In most school districts, tenure protects ineffective teachers from being sacked even after a series of poor evaluations, according to the Thomas Fordham Institute think-tank.

When action is taken, it can take many years to remove poor teachers, with some districts mandating a minimum five-year process, a new analysis states.

“Countless studies have demonstrated that teacher quality is the most important school-based determinant of student learning and that removing ineffective teachers from the classroom could greatly benefit students,” the report says.

But after examining the process for removing poorly performing veterans in 25 diverse districts across the U.S. it finds that little is being done to tackle underperformance.

“Our analysis yields bleak takeaways. Most states continue to confer lifetime tenure on teachers, weak teachers still take years to dismiss if they achieve tenured status, and any attempt to dismiss an ineffective veteran teacher remains vulnerable to challenge at every stage in the process,” it says.

“Consequently, in most districts and schools, dismissing an ineffective veteran teacher remains far harder than is healthy for children, schools, taxpayers-and the teaching profession itself.”

There is no data that draws together information on teacher dismissals, so researchers examined state and district procedures for removing school staff. They then drew up a 10-point scale to judge how easy it to fire underperformers.

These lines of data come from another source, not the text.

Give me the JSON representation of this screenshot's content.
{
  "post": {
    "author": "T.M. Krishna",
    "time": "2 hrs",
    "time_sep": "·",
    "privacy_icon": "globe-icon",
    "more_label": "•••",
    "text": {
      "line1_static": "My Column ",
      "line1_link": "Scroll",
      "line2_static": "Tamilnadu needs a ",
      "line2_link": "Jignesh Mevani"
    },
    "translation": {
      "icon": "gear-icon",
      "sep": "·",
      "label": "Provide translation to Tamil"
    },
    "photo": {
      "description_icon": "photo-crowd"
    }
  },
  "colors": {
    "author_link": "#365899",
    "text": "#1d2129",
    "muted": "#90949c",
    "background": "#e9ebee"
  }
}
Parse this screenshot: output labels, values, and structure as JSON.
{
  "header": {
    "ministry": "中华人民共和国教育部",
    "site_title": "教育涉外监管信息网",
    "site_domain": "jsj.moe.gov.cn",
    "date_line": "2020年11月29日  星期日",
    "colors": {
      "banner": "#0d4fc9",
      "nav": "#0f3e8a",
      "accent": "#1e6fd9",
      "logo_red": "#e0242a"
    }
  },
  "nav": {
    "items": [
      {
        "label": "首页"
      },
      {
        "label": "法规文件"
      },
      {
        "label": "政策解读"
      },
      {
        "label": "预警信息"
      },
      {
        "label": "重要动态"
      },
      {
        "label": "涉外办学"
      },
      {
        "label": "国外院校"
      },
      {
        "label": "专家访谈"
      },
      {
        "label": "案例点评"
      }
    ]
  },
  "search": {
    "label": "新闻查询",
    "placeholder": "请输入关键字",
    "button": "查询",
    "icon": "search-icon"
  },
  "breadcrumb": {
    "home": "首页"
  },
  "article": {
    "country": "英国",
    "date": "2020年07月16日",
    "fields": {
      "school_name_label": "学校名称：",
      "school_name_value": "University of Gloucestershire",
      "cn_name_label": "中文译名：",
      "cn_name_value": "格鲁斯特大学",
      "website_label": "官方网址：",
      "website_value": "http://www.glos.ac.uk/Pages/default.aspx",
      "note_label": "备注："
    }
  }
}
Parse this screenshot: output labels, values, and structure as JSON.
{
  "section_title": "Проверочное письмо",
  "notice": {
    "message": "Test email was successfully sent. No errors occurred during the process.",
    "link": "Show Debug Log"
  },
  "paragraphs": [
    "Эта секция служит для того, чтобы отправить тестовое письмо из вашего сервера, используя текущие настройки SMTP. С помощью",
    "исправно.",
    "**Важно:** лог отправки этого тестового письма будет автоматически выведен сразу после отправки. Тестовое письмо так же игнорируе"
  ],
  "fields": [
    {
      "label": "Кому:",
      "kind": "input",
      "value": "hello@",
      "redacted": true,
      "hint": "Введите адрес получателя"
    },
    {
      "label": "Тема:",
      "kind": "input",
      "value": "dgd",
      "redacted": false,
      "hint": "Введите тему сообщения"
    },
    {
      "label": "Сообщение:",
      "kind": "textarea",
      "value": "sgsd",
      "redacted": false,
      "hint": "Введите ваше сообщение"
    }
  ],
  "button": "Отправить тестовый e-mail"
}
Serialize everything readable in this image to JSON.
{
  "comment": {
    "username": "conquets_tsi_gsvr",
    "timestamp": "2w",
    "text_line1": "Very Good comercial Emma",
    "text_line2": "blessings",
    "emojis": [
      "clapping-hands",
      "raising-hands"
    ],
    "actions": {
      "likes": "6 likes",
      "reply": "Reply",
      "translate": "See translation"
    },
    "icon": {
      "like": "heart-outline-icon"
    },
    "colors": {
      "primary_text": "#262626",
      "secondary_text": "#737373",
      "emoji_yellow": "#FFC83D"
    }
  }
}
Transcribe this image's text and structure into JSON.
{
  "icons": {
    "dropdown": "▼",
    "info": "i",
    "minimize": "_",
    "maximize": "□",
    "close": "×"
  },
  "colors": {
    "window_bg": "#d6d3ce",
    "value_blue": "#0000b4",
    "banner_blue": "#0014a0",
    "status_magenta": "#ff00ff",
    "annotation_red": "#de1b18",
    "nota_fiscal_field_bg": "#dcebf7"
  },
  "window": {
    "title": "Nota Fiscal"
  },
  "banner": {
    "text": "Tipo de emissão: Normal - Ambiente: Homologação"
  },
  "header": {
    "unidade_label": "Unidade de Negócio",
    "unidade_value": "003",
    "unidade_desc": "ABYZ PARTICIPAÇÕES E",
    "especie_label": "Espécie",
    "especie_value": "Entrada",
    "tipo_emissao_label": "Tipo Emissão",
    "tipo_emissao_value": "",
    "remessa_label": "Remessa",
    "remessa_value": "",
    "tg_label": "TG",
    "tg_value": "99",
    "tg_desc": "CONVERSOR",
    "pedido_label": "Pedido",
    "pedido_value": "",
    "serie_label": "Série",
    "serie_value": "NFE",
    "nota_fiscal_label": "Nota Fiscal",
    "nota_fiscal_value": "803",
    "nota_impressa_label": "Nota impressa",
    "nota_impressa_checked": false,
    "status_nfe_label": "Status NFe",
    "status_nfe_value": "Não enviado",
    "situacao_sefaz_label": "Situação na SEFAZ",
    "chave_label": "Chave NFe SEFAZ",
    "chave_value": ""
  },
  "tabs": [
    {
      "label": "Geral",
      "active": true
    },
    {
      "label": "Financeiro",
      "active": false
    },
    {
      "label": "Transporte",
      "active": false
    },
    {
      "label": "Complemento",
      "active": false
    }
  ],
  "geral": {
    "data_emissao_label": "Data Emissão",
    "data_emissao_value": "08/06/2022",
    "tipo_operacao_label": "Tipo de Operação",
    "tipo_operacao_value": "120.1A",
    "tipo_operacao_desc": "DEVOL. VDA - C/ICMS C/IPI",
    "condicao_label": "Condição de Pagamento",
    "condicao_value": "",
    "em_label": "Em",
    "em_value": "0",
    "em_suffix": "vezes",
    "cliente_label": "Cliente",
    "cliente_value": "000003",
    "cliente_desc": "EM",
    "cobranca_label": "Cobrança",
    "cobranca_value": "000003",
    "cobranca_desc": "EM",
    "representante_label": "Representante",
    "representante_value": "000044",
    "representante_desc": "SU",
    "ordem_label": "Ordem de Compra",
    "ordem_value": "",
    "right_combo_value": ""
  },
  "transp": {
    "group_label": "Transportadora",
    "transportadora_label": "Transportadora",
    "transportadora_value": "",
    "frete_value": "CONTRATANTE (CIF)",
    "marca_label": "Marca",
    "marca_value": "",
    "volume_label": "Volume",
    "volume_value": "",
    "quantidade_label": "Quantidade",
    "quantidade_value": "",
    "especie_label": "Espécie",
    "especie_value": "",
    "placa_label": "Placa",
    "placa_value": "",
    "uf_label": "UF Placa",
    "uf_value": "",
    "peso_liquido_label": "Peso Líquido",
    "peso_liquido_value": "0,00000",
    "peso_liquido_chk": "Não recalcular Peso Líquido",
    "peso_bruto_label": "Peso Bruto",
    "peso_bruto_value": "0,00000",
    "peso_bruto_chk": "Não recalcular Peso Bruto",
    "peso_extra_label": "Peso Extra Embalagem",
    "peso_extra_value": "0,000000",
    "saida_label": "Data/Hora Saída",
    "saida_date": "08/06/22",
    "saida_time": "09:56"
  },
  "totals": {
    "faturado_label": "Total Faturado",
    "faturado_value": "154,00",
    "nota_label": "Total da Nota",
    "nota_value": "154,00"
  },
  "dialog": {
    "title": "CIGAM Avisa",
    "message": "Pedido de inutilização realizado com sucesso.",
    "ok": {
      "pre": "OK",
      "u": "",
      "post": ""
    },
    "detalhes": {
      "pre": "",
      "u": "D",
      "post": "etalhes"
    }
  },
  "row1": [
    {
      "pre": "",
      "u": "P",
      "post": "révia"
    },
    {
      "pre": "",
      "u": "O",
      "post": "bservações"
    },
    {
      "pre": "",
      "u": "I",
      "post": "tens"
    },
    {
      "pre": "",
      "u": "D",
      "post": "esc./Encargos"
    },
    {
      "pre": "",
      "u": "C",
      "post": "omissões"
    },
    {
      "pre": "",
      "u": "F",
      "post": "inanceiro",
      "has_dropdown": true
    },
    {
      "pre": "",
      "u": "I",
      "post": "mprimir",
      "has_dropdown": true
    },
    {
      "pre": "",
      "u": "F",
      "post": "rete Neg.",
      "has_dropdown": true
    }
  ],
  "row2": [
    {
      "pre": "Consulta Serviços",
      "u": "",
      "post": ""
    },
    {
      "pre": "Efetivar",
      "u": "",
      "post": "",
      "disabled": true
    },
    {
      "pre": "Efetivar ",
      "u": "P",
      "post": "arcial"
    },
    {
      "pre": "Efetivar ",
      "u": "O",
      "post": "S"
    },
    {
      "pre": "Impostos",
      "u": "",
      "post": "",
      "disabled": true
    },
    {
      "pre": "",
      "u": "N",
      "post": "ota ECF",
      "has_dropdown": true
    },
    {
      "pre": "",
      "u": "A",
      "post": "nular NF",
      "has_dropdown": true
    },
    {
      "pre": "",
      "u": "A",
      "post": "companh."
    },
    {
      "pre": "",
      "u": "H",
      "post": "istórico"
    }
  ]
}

Table showing how difficult to fire teachers

The researchers point to moves made by then education secretary Arne Duncan and the Race to the Top agenda, which was supposed to make it easier for reformers to remove bad teachers.

States were also given an incentive to introduce teacher evaluations unders No Child Left Behind.

But according to the report little action followed, despite the “expenditure of vast political capital, acrimonious battes with unins and their friends, and much feat and loathing on the part of teachers, including the good ones.

There are three areas that make it difficult to remove poor teachers, the researchers claim: the protection offered by tenure; protracted timescales after action is started to remove teachers; and sackings being open to challenge in many areas.

The researchers say they do not “major housecleaning” when it comes to teachers - but instead want action to make it easier to remove the worst-performing 5 per cent after all avenues of training and support have been exhausted.

The report comes as teachers and authorities in New York City have been involved in a dispute over whether the marks that third to eighth graders score on standardized tests should count towards teacher evaluations.

Instead of test scores, agreement has been reached that children’s work during the year and the progress they make will be included in evaluations, the New York Times reported yesterday.

Jenny Sedlis, executive director of StudentsFirstNY, an group that supports charter schools, told the paper the deal does not provide an objective way to measure how students perform.